Search for Missing Native Artifacts Reveals Scandalous Handling of Human Remains by University of North Dakota
Last winter, University of North Dakota English professor Crystal Alberts started searching for a missing pipe, a headdress and moccasins once on display at the school’s library, heading deep into the recesses of the nearly 140-year-old campus.
The collection was removed from the library in 1988, after students questioned whether the university should be showcasing objects of religious significance to Native Americans. Alberts, a colleague and her assistant searched in back rooms and storage closets, opening unmarked cardboard boxes.
Inside one of them, Alberts spotted the pipe. The assistant reached for it, she said.
“Don’t touch it,” Alberts recalls saying.
She called Laine Lyons, a member of the Turtle Mountain Band of Chippewa Indians who works for the UND Alumni Association and Foundation, and asked for help.

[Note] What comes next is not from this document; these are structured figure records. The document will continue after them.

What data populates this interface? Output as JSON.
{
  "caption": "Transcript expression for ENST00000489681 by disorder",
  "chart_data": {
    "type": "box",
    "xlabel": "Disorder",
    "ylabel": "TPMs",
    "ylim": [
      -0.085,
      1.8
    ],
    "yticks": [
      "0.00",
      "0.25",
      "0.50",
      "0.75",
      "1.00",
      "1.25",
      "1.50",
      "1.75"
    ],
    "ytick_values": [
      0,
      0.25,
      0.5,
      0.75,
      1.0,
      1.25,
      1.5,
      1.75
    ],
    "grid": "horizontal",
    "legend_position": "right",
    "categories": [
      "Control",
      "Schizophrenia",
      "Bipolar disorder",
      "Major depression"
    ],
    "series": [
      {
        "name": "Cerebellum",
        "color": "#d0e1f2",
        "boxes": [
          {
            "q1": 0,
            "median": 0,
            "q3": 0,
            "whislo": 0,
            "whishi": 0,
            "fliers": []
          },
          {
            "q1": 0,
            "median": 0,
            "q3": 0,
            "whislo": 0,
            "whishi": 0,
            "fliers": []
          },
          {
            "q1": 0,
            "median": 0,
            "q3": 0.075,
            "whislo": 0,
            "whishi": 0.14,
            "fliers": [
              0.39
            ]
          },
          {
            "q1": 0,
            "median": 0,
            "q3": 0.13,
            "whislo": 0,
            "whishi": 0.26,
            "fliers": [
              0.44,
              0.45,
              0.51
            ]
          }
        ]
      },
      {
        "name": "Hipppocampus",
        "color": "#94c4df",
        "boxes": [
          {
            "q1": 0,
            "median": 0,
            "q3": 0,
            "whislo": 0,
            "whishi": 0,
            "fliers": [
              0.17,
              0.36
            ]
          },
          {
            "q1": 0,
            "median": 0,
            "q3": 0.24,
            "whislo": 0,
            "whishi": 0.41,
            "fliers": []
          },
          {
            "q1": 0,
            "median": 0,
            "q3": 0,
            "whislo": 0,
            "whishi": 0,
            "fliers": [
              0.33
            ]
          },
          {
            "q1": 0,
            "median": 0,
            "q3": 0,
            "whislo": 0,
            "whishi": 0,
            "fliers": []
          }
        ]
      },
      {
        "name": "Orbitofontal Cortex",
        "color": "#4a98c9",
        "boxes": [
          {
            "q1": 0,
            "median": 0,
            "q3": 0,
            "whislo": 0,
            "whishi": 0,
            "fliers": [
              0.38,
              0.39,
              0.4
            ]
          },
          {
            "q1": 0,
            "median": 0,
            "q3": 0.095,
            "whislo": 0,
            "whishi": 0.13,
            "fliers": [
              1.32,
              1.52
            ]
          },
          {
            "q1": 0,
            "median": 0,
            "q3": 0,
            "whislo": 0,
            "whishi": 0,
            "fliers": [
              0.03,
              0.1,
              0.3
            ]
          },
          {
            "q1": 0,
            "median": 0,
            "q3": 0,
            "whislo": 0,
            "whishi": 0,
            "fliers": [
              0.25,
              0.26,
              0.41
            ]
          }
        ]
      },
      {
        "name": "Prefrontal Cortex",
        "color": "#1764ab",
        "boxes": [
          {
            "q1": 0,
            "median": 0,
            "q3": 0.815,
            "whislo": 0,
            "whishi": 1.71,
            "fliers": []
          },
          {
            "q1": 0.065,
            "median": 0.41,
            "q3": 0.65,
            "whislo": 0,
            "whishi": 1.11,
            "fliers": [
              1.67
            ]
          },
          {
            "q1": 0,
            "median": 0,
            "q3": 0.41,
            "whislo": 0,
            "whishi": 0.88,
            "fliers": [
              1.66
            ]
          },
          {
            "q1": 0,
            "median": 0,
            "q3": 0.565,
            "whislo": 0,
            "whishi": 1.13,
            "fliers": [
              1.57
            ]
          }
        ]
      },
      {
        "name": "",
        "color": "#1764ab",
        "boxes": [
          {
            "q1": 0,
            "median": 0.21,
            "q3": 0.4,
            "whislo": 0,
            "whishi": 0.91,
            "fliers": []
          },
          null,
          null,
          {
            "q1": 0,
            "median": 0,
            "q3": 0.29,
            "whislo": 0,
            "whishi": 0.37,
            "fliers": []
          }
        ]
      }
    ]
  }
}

Lyons met with Alberts to offer advice on how to respectfully handle the items, watching as Alberts and her colleagues opened box after box. Lyons said she now feels naive thinking back on it, but she never expected what they found: more than 70 samples of human remains, many of them in boxes with no identifying information.
“The best way I can describe how we have found things is in the most inhumane way possible,” Lyons said. “Just completely disregarded that these were once people.”
She said it sunk in: Her university had failed to treat Native American remains with dignity and repatriate them to tribes, as required by federal law.
“In that moment,” she said, “we were another institution that didn’t do the right thing.”